How to do text classification sklearn in python

MlopsHow-ToBeginner · 3 min read

Text Classification with sklearn in Python: Simple Guide

To do text classification in Python with sklearn, use CountVectorizer or TfidfVectorizer to convert text into numbers, then train a classifier like LogisticRegression. Fit the vectorizer and model on training data, then predict labels on new text.

📐

Syntax

Text classification in sklearn typically involves these steps:

Vectorizer: Convert text to numeric features using CountVectorizer or TfidfVectorizer.
Classifier: Use a model like LogisticRegression, MultinomialNB, or SVC to learn from features.
Fit: Train the vectorizer and classifier on labeled text data.
Predict: Use the trained model to classify new text.

python

from sklearn.feature_extraction.text import CountVectorizer
from sklearn.linear_model import LogisticRegression

vectorizer = CountVectorizer()
classifier = LogisticRegression()

X_train_counts = vectorizer.fit_transform(train_texts)
classifier.fit(X_train_counts, train_labels)

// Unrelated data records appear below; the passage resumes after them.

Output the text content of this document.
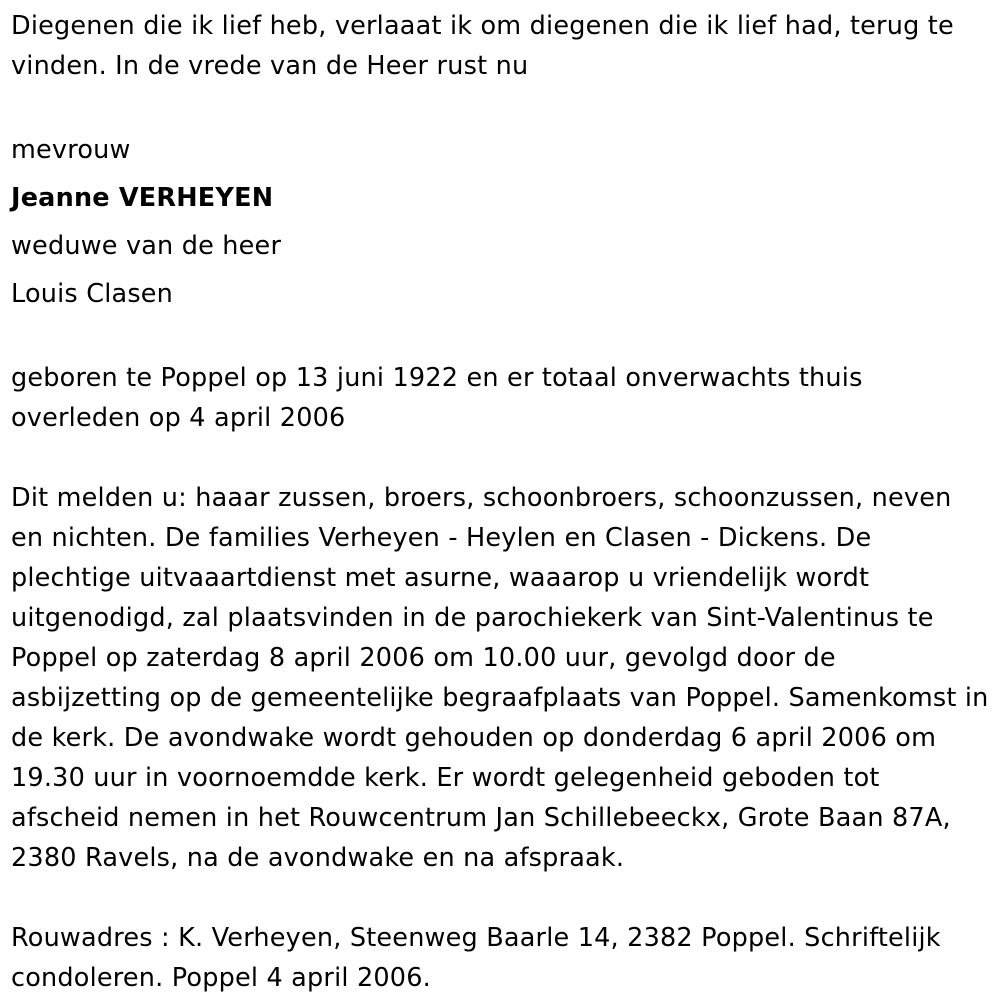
Diegenen die ik lief heb, verlaaat ik om diegenen die ik lief had, terug te vinden. In de vrede van de Heer rust nu

mevrouw

Jeanne VERHEYEN

weduwe van de heer

Louis Clasen

geboren te Poppel op 13 juni 1922 en er totaal onverwachts thuis overleden op 4 april 2006

Dit melden u: haaar zussen, broers, schoonbroers, schoonzussen, neven en nichten. De families Verheyen - Heylen en Clasen - Dickens. De plechtige uitvaaartdienst met asurne, waaarop u vriendelijk wordt uitgenodigd, zal plaatsvinden in de parochiekerk van Sint-Valentinus te Poppel op zaterdag 8 april 2006 om 10.00 uur, gevolgd door de asbijzetting op de gemeentelijke begraafplaats van Poppel. Samenkomst in de kerk. De avondwake wordt gehouden op donderdag 6 april 2006 om 19.30 uur in voornoemdde kerk. Er wordt gelegenheid geboden tot afscheid nemen in het Rouwcentrum Jan Schillebeeckx, Grote Baan 87A, 2380 Ravels, na de avondwake en na afspraak.

Rouwadres : K. Verheyen, Steenweg Baarle 14, 2382 Poppel. Schriftelijk condoleren. Poppel 4 april 2006.
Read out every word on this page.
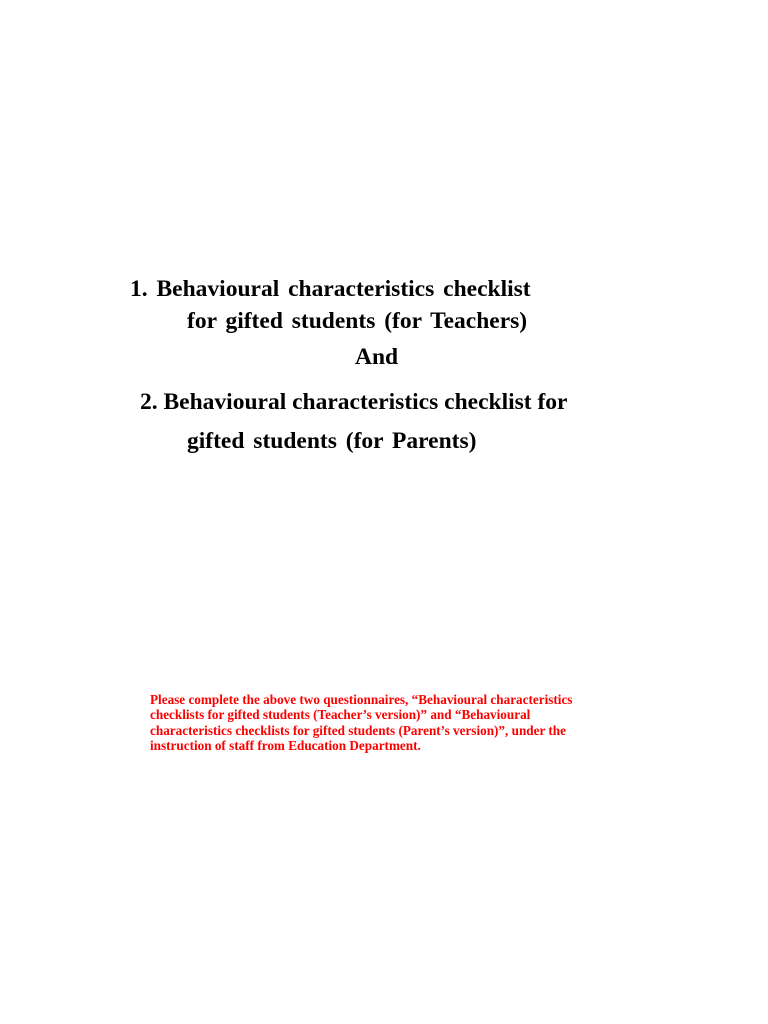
1. Behavioural characteristics checklist
for gifted students (for Teachers)
And
2. Behavioural characteristics checklist for
gifted students (for Parents)
Please complete the above two questionnaires, “Behavioural characteristics
checklists for gifted students (Teacher’s version)” and “Behavioural
characteristics checklists for gifted students (Parent’s version)”, under the
instruction of staff from Education Department.
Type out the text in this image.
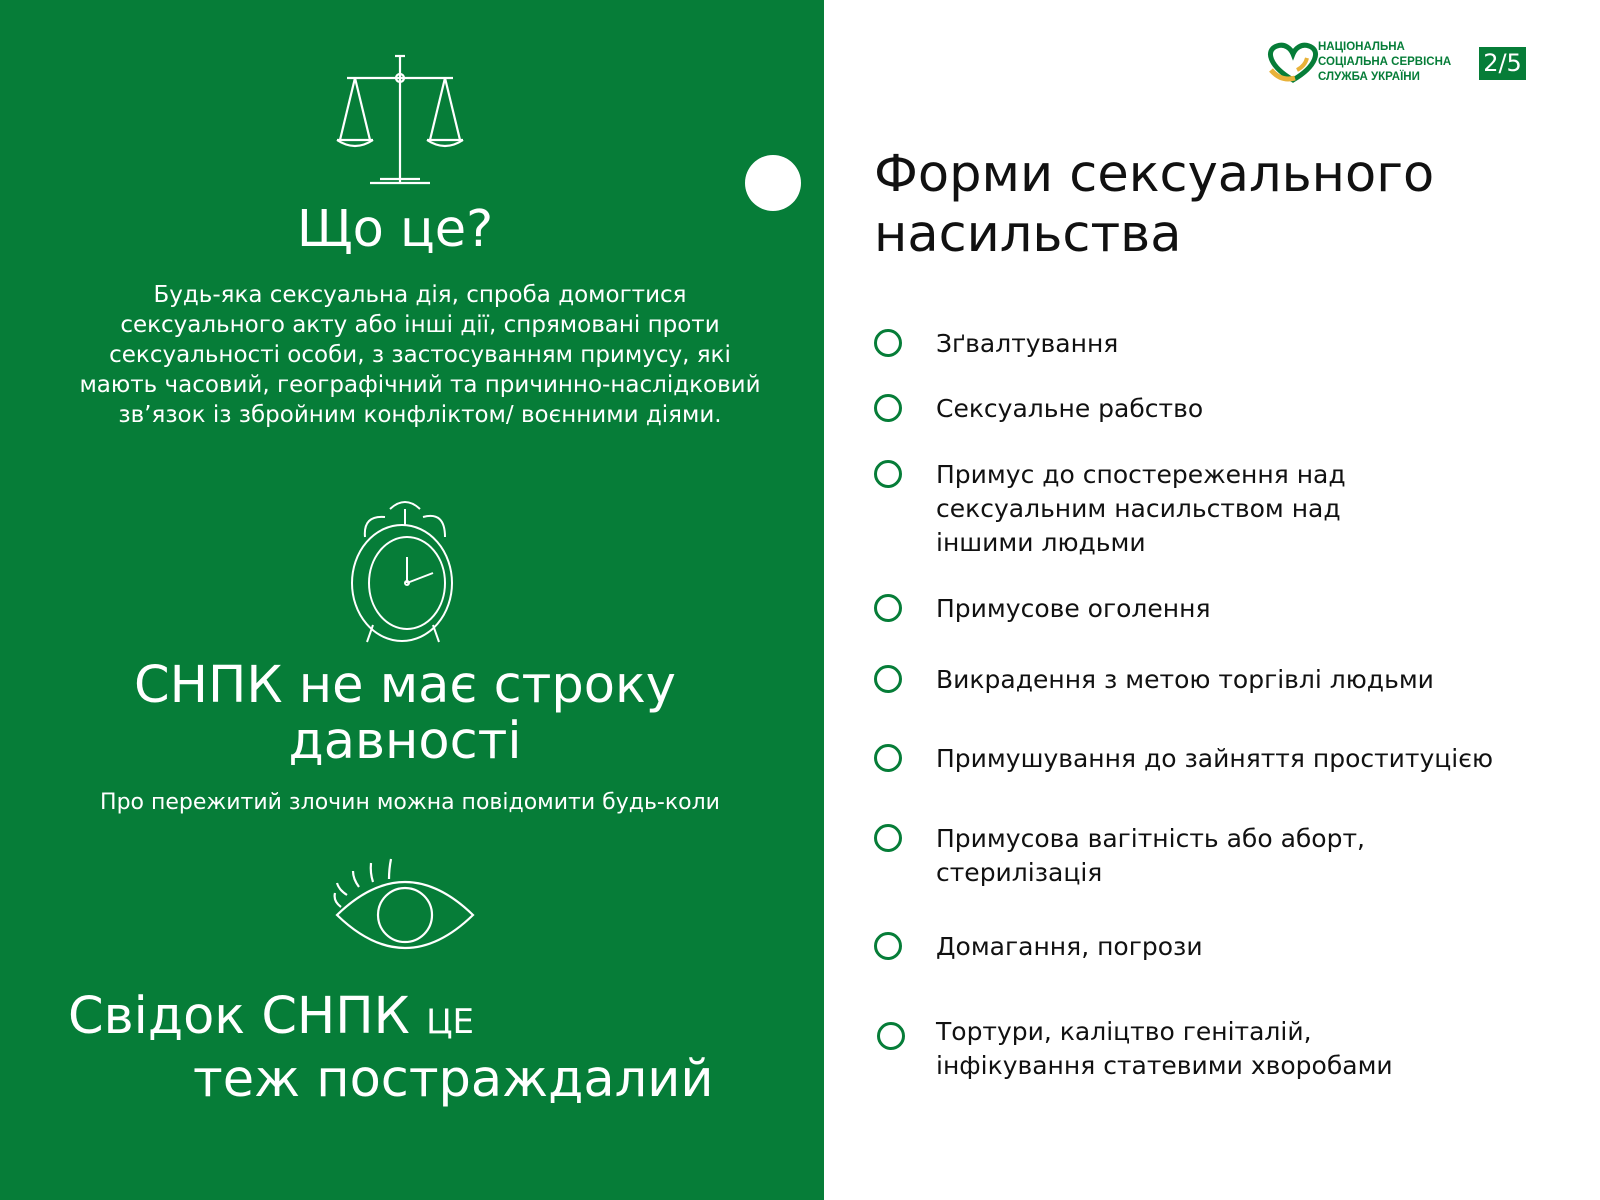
Що це?
Будь-яка сексуальна дія, спроба домогтися сексуального акту або інші дії, спрямовані проти сексуальності особи, з застосуванням примусу, які мають часовий, географічний та причинно-наслідковий зв’язок із збройним конфліктом/ воєнними діями.
СНПК не має строку
давності
Про пережитий злочин можна повідомити будь-коли
Свідок СНПК ЦЕ
теж постраждалий
НАЦІОНАЛЬНА
СОЦІАЛЬНА СЕРВІСНА
СЛУЖБА УКРАЇНИ	2/5
Форми сексуального
насильства
Зґвалтування
Сексуальне рабство
Примус до спостереження над сексуальним насильством над іншими людьми
Примусове оголення
Викрадення з метою торгівлі людьми
Примушування до зайняття проституцією
Примусова вагітність або аборт, стерилізація
Домагання, погрози
Тортури, каліцтво геніталій, інфікування статевими хворобами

X_test_counts = vectorizer.transform(test_texts)
predictions = classifier.predict(X_test_counts)

💻

Example

This example shows how to classify simple text messages as spam or not spam using sklearn.

python

from sklearn.feature_extraction.text import CountVectorizer
from sklearn.linear_model import LogisticRegression
from sklearn.model_selection import train_test_split
from sklearn.metrics import accuracy_score

# Sample data
texts = [
    'Free money now!!!',
    'Hi, how are you?',
    'Win a free lottery ticket',
    'Hello friend, long time no see',
    'Claim your free prize',
    'Are we meeting today?'
]
labels = [1, 0, 1, 0, 1, 0]  # 1 = spam, 0 = not spam

# Split data
X_train, X_test, y_train, y_test = train_test_split(texts, labels, test_size=0.33, random_state=42)

# Vectorize text
vectorizer = CountVectorizer()
X_train_counts = vectorizer.fit_transform(X_train)

# Train classifier
classifier = LogisticRegression(max_iter=1000)
classifier.fit(X_train_counts, y_train)

# Predict
X_test_counts = vectorizer.transform(X_test)
y_pred = classifier.predict(X_test_counts)

# Accuracy
accuracy = accuracy_score(y_test, y_pred)
print(f'Accuracy: {accuracy:.2f}')
print('Predictions:', y_pred.tolist())

Output

Accuracy: 1.00 Predictions: [0, 1]

⚠️

Common Pitfalls

Common mistakes when doing text classification with sklearn include:

Not fitting the vectorizer on training data before transforming test data, causing errors or poor results.
Using raw text directly without vectorization, which sklearn models cannot handle.
Ignoring data splitting, leading to overfitting and misleading accuracy.
Not preprocessing text (like lowercasing) which can reduce model quality.

python

from sklearn.feature_extraction.text import CountVectorizer
from sklearn.linear_model import LogisticRegression

texts = ['Hello world', 'Free money']
labels = [0, 1]

vectorizer = CountVectorizer()
# Wrong: transforming test data before fitting vectorizer
try:
    X_test_counts = vectorizer.transform(texts)
except Exception as e:
    print('Error:', e)

# Right way:
X_train_counts = vectorizer.fit_transform(texts)
classifier = LogisticRegression()
classifier.fit(X_train_counts, labels)

Output

Error: Vocabulary not fitted or provided

📊

Quick Reference

Summary tips for sklearn text classification:

Use CountVectorizer or TfidfVectorizer to convert text to numbers.
Choose a classifier like LogisticRegression or MultinomialNB.
Always fit vectorizer on training data before transforming test data.
Split data into training and testing sets to evaluate performance.
Check accuracy or other metrics to measure model quality.

✅

Key Takeaways

Convert text to numeric features using sklearn vectorizers before classification.

Fit the vectorizer and classifier only on training data to avoid errors.

Split data into training and test sets to properly evaluate your model.

Use simple classifiers like LogisticRegression for effective text classification.

Check model accuracy to understand how well your classifier works.